Whether as a doctor or as a patient, interacting across racial lines is rife with opportunities for misengagement, illustrating the segregation that persists in medicine. Tweedy shows that connecting on a human to human level or a doctor to doctor level can remove some of the challenges. He acknowledges that some of the issues are systemic – race, class, socioeconomic factors playing big roles in access to medical care. Once there is access, the next challenge becomes institutional and personal racism and prejudice. He recognizes that the solution is multi-pronged.

Black Man in a White Coat

This book is not a deep dive into the issues affecting American society regarding medical care. Rather, it’s one doctor’s experience as a Black man from university to medical residency and practicing as a psychiatrist. In the course of the memoir, we learn that Dr. Tweedy is married and has at least one child. His wife is also a doctor. He speaks briefly of his family, of learning the colloquial language of medicine from them, but there are few other details of his life.

As the book ends, Tweedy has been a doctor for over seventeen years. It is 2013 and he recently attended a reunion for the medical school’s alumni. It was also a chance to honor the first Black doctor from Duke, who graduated in 1967, was honored there.
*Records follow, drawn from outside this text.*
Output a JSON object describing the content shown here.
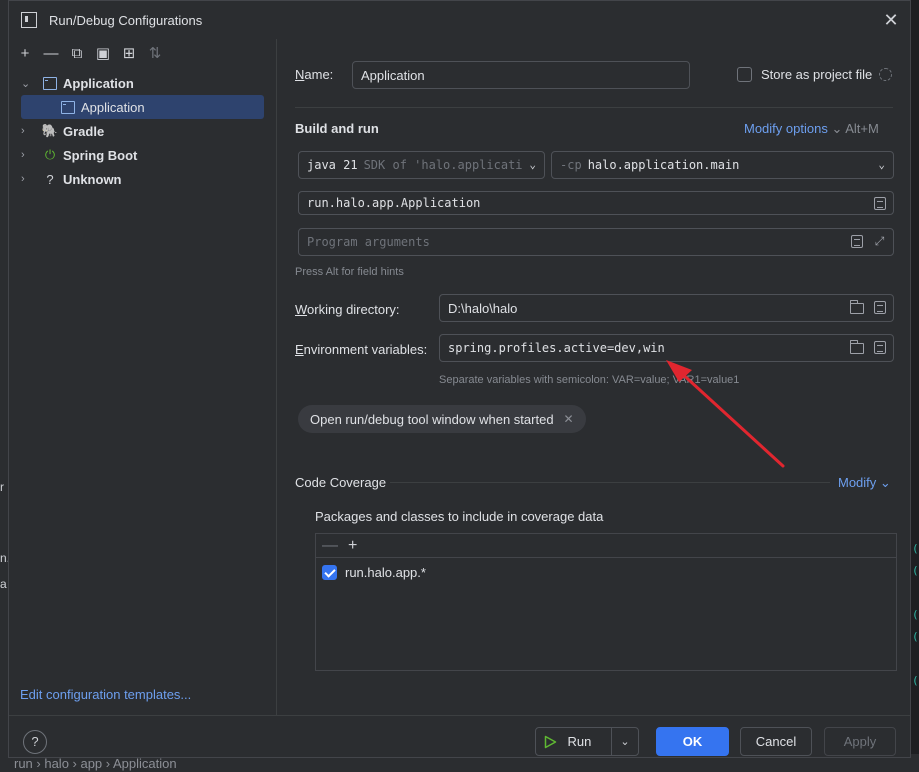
{
  "dialog": {
    "title": "Run/Debug Configurations"
  },
  "tree": {
    "groups": [
      {
        "label": "Application",
        "expanded": true,
        "children": [
          "Application"
        ]
      },
      {
        "label": "Gradle"
      },
      {
        "label": "Spring Boot"
      },
      {
        "label": "Unknown"
      }
    ],
    "edit_templates": "Edit configuration templates..."
  },
  "form": {
    "name_label": "Name:",
    "name_value": "Application",
    "store_label": "Store as project file",
    "build_run_title": "Build and run",
    "modify_options": "Modify options",
    "modify_shortcut": "Alt+M",
    "jdk_main": "java 21",
    "jdk_hint": "SDK of 'halo.applicati",
    "cp_prefix": "-cp",
    "cp_value": "halo.application.main",
    "main_class": "run.halo.app.Application",
    "program_args_placeholder": "Program arguments",
    "field_hint": "Press Alt for field hints",
    "workdir_label": "Working directory:",
    "workdir_value": "D:\\halo\\halo",
    "env_label": "Environment variables:",
    "env_value": "spring.profiles.active=dev,win",
    "env_hint": "Separate variables with semicolon: VAR=value; VAR1=value1",
    "chip_label": "Open run/debug tool window when started",
    "coverage_title": "Code Coverage",
    "coverage_modify": "Modify",
    "coverage_packages_label": "Packages and classes to include in coverage data",
    "coverage_entries": [
      "run.halo.app.*"
    ]
  },
  "footer": {
    "help": "?",
    "run": "Run",
    "ok": "OK",
    "cancel": "Cancel",
    "apply": "Apply"
  },
  "background": {
    "breadcrumb": "run  ›  halo  ›  app  ›  Application"
  },
  "colors": {
    "accent": "#3574f0",
    "link": "#6d9fef",
    "annotation_arrow": "#e0262f"
  }
}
Tweedy reflects on the contribution of this doctor, Merriweather, and how he paved the way for future Black doctors at Duke, including Tweedy.

As he visits the old clinics where he would sometimes work on weekends in disadvantaged neighborhoods, he realizes that there have been some improvements in medicine. The patients who attend this clinics receive more consistent care from the same doctor rather than having a different doctor serve the clinic each month. The facilities are also improved. The demographics, however, are the same, with most White medical staff and black patients.

Final Verdict on Black Man in a White Coat

I learned some specifics about the increased medical risks to African Americans. However, nothing else in this book was surprising to me. Tweedy speaks of being from the disadvantaged community whom he sometimes served. Yet, he recognizes his own prejudices about people from similar communities and his lack of understanding about their lives. He develops much of his understanding of people and the society he lives in through his experiences as a medical student and professional. In some ways, and at some points, he seems caught between the racial, social and cultural spaces in which he lives. He admits that he rarely took the opportunity when offered to directly work with and mentor upcoming Black doctors; he felt he was already doing enough for the communities he served.